Have you ever just closed your eyes and covered your ears for a while?  It is dark and empty.  I cannot begin to imagine what it would be like to be both blind and deaf for nearly my entire life.  Helen Keller was truly an extraordinary person.  With help, she was freed from a prison of frustration and darkness.  She learned to communicate, read, and later on she even learned to speak.  Not to mention she became a very talented writer.

Helen Keller was born in 1880, in northern Alabama.  When she was only 19 months old, she was struck by disease which left her both blind and deaf.  She lived the first six years of her life in a lonely dark, and frustrating world.  The frustration was due to the fact that she could not communicate.  Her only way of communication was a few nods of the head, and pushes and pulls used to tell others what she needed.  Because of her great frustration she was very ill behaved.  Until the spring of 1887 when her teacher Anne Sullivan arrived.

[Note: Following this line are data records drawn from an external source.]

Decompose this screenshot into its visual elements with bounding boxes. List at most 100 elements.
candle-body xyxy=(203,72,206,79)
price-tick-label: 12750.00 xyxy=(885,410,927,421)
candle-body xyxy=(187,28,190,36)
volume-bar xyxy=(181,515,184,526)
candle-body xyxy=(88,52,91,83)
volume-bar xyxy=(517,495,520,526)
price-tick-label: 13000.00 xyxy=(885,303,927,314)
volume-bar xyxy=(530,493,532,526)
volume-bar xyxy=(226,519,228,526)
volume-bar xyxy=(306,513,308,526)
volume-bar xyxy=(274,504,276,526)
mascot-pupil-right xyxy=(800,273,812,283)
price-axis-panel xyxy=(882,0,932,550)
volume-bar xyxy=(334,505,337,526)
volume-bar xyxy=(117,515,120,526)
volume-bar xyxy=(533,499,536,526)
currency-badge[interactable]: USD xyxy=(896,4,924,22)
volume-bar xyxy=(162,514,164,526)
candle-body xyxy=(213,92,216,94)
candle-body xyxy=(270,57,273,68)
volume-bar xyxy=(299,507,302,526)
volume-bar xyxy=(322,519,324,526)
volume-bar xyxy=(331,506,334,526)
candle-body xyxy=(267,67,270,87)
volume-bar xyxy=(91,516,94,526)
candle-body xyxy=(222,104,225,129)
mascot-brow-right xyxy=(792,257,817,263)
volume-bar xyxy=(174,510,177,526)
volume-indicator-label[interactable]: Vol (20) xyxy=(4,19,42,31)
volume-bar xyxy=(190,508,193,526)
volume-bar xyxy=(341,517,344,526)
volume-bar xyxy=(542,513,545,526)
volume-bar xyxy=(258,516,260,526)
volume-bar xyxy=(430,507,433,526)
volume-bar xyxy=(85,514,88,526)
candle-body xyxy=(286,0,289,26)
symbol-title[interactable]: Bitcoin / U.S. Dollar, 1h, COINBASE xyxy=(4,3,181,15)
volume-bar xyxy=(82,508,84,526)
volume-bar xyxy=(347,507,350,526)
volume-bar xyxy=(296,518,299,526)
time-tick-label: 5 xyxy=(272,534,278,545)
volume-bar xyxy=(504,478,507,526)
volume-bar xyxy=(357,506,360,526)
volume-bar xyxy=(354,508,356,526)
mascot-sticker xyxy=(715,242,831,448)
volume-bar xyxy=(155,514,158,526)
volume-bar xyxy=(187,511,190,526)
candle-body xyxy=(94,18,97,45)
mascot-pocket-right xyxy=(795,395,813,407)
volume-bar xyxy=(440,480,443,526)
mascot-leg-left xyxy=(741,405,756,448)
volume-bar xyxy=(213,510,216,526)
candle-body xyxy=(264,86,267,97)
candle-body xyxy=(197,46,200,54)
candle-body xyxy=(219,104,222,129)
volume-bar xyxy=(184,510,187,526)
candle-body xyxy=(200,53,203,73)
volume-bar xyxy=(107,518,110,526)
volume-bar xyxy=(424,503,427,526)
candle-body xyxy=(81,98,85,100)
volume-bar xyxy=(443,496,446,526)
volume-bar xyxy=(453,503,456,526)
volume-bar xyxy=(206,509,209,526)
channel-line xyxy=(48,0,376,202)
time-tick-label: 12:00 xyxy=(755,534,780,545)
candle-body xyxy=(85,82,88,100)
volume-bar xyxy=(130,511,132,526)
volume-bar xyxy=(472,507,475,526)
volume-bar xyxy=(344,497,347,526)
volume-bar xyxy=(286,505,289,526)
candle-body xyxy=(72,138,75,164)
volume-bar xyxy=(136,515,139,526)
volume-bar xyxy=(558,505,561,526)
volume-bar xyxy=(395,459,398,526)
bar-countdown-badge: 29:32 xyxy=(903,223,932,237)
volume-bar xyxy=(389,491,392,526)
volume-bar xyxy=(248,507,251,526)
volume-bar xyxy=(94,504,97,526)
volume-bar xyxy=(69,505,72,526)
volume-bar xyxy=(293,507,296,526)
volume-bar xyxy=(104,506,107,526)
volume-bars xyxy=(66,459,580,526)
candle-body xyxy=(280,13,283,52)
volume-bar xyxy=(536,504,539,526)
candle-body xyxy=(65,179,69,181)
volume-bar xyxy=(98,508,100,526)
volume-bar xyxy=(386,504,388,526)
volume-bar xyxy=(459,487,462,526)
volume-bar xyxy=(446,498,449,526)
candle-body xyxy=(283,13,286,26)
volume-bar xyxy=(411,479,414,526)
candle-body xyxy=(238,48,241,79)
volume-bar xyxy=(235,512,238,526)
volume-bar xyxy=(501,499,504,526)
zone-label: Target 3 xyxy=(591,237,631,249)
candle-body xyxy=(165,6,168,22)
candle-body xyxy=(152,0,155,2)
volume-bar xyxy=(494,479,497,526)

Anne Sullivan was sent from Boston to teach Helen to communicate.  At first, Helen was confused about the different finger-made letters.  She found it difficult to make the connection between objects and the words formed by the finger-made letters.  One day Helen and Ms. Sullivan went for a walk, they stopped by a water fountain.  Ms. Sullivan spelled the word water into Helen’s hand, while at the same time Helen’s other hand was feeling the flowing water.  This time Helen made the connection.  This opened so many new doors, and that was only the beginning of her new life.

Helen learned to communicate, to behave properly, and also to read.  She had nearly freed herself from her prison of darkness.  But she still wanted the ability to speak, not just through her hands, she wanted to speak words from her mouth.  In 1890 Ms. Fuller taught her to speak.  Helen would hold her hand on Ms. Fuller’s mouth, Helen would feel the movements of the mouth and tongue.  After much learning Helen spoke her first sentence, “It is warm.”

Those were not the only key incidents that led to her freedom, but I believe they were the most important.